OBRAS DE LOS PADRES DE LA IGLESIA (768)

La segunda venida de Jesucristo

1475

Evangeliario

Armenia

Orígenes, Homilías griegas sobre los Salmos

Homilía sobre el Salmo 74 (75)[1]

Introducción

El principal esfuerzo que debemos hacer en la recitación y memorización de los salmos es consagrar nuestra mente al Señor por completo y esforzarnos por obtener, con la ayuda de Dios, la salvación (§ 1.1).

Recitando los salmos en la Iglesia y con ella, deberemos, al mismo tiempo, confesar nuestras faltas, haciéndonos acusadores de nosotros mismos, liberándonos de nuestros pecados (§ 1.2).

Para escuchar realmente a Jesús, para aceptar sus enseñanzas, necesitamos hacerle espacio en nuestro interior, y esto implica el abandono de las obras pecaminosas (§ 1.3). 

Con la ayuda del Señor, tenemos que hacer todo lo posible, lo que esté a nuestro alcance, para que desaparezca de nuestro corazón lo terreno. Solo así podremos llevar en nosotros la imagen del hombre celestial y la mortificación de Jesús (§ 2.1-2).

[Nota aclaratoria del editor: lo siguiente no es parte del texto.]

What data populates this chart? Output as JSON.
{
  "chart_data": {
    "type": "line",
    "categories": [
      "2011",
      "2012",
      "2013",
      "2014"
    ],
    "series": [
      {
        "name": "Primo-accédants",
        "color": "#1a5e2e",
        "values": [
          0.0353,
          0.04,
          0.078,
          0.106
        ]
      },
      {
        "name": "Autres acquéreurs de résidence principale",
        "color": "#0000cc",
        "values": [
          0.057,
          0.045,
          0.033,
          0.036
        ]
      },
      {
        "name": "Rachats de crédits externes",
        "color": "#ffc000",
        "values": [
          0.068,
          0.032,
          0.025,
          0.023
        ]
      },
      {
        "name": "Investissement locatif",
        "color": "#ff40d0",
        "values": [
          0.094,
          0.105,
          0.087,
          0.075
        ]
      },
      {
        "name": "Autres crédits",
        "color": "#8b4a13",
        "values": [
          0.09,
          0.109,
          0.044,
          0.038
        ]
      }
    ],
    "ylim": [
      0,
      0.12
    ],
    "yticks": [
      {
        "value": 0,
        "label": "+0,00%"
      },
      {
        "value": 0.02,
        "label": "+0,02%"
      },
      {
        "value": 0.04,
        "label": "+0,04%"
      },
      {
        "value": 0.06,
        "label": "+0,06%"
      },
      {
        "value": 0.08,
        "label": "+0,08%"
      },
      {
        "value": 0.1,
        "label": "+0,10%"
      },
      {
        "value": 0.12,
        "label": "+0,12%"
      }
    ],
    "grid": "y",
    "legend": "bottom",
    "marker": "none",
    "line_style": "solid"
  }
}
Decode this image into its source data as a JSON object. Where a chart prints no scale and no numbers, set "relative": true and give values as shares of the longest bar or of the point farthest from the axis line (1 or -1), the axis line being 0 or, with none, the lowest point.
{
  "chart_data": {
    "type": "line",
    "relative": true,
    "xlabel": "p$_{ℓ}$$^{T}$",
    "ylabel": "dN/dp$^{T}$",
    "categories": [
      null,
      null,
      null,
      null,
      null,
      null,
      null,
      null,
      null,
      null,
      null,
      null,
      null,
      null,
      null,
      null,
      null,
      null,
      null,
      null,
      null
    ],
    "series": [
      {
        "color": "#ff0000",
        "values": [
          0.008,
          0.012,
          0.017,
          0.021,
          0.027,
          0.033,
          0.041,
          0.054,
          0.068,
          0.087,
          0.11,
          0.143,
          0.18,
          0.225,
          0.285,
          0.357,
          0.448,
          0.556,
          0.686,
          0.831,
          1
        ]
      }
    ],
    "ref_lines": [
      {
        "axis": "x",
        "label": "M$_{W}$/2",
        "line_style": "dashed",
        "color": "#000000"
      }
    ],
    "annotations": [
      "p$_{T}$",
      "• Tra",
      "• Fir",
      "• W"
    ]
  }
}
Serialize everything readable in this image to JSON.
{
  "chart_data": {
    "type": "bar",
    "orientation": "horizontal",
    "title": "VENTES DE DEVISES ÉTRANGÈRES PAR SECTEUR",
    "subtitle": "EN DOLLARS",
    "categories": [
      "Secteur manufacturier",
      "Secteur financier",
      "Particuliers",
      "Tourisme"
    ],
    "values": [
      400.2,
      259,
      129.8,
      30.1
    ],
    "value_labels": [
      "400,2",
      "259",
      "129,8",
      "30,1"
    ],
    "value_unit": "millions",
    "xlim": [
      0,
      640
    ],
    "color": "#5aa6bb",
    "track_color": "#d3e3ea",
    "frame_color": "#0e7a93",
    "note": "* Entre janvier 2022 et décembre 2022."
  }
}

La Iglesia y cada uno de sus miembros se sostienen merced a la obra de afianzamiento que realiza el Señor en ella y en ellos, siendo los apóstoles las columnas de la edificación (§ 2.3).

Los judíos, afirma Orígenes, no escucharon la voz de Dios y por eso no obedecieron su Ley, la que Él que les había dado. Por su parte, los gentiles, practicando la idolatría, decían injusticias contra Dios. Pero a todos sin excepción, el Señor nos enseñó a recorrer el camino de la conversión (§ 2.4). 

Texto

El inicio del salmo

1.1. Quien mira hacia el fin, con su mismo mirar dice: “Para el fin, no destruyas” (Sal 74 [75],1). Porque cumpliendo la obra de la incorrupción clama: “No destruyas” (Sal 74 [75],1). Otro de los traductores en cambio, “Para el fin, nos destruyas”, dice: “Para la incorrupción”. Por tanto, lo que está escrito aquí, si es comprendido y puesto en práctica, nos conduce a la incorrupción. El salmo es de Asaf y se lo debe ejecutar con un instrumento y con la voz. Esto nos demuestra que debemos cantar himnos a Dios sea con un instrumento, mediante los movimientos del cuerpo, sea con una voz inteligible, por medio de la consagración de la inteligencia a Dios y el esfuerzo por obtener la salvación. Ahora bien, al inicio el salmo es expresado por un sujeto colectivo y un individuo y, puesto que no son la misma realidad, del mismo modo el que proclama no es el mismo en todo el salmo. Es el sujeto colectivo el que dice: “Te confesaremos, oh Dios, e invocaremos tu nombre” (Sal 74 [75],2), en tanto que el individuo dice: “Contaré tus maravillas, cuando haya estimado el momento oportuno” (Sal 74 [75],3). El individuo hace esto y sigue hablando hasta el final.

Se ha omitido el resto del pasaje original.